君と描く花言葉。




どうして?なんで?


成宮くんが描くと、全然違う色でもそう見えるのに。


なんで私のは、こんなに違うの?



成宮くんと同じ色を使ったはずなのに。


ちゃんと真似をしたはずなのに。


どこが間違ってるのかすらわからないよ。



やっぱり、見えない人には描けないっていうの?


そんなの……不平等だよ。


才能ばっかり賞賛されて、ずるいよ。


才能があればその他なんて二の次だもんね。



ぐるぐると考えているうちになんだかバカバカしくなってきて、私のちぐはぐなガーベラは破り捨ててしまった。



やめよう。私には無理だ。


私の世界は、芸術の色を映し出してはくれない。



そもそも、私の描きたいニゲラは、ちぐはぐな色ではなかったし。


紫とか赤とかが混じってはいたけれど、ベースはちゃんと青色だったもん。



成宮くんの絵はたしかにすごいと思うけれど。


私の憧れは成宮くんじゃなくて、あの金賞の絵だから。



そう、自分を納得させるしかなかった。



彼には『特別』があって、私にはなくて。



ずるいなあ。
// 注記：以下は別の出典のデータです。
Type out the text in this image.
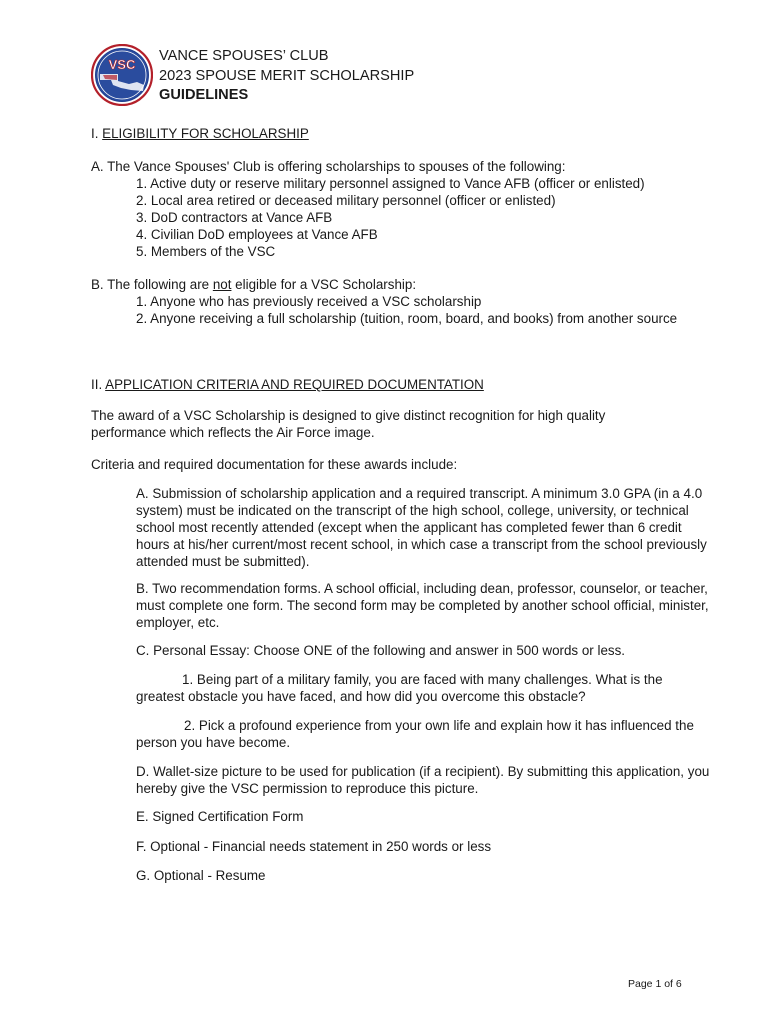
VSC
VANCE SPOUSES’ CLUB
2023 SPOUSE MERIT SCHOLARSHIP
GUIDELINES
I. ELIGIBILITY FOR SCHOLARSHIP
A. The Vance Spouses' Club is offering scholarships to spouses of the following:
1. Active duty or reserve military personnel assigned to Vance AFB (officer or enlisted)
2. Local area retired or deceased military personnel (officer or enlisted)
3. DoD contractors at Vance AFB
4. Civilian DoD employees at Vance AFB
5. Members of the VSC
B. The following are not eligible for a VSC Scholarship:
1. Anyone who has previously received a VSC scholarship
2. Anyone receiving a full scholarship (tuition, room, board, and books) from another source
II. APPLICATION CRITERIA AND REQUIRED DOCUMENTATION
The award of a VSC Scholarship is designed to give distinct recognition for high quality performance which reflects the Air Force image.
Criteria and required documentation for these awards include:
A. Submission of scholarship application and a required transcript. A minimum 3.0 GPA (in a 4.0 system) must be indicated on the transcript of the high school, college, university, or technical school most recently attended (except when the applicant has completed fewer than 6 credit hours at his/her current/most recent school, in which case a transcript from the school previously attended must be submitted).
B. Two recommendation forms. A school official, including dean, professor, counselor, or teacher, must complete one form. The second form may be completed by another school official, minister, employer, etc.
C. Personal Essay: Choose ONE of the following and answer in 500 words or less.
1. Being part of a military family, you are faced with many challenges. What is the greatest obstacle you have faced, and how did you overcome this obstacle?
2. Pick a profound experience from your own life and explain how it has influenced the person you have become.
D. Wallet-size picture to be used for publication (if a recipient). By submitting this application, you hereby give the VSC permission to reproduce this picture.
E. Signed Certification Form
F. Optional - Financial needs statement in 250 words or less
G. Optional - Resume
Page 1 of 6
私も欲しいよ。


どれだけ頑張ったって、どれだけ望んだって手に入らないそれを、生まれつき持っていたかった。


それを持っていたら、私もみんなに認めてもらえた?



……そんなどうしようもないことを思い続ける私って、一体なんなんだろう。


そう考えると、この1週間必死に描いてきたニゲラを、思いっきり黒く塗りつぶしてやりたい衝動に駆られた。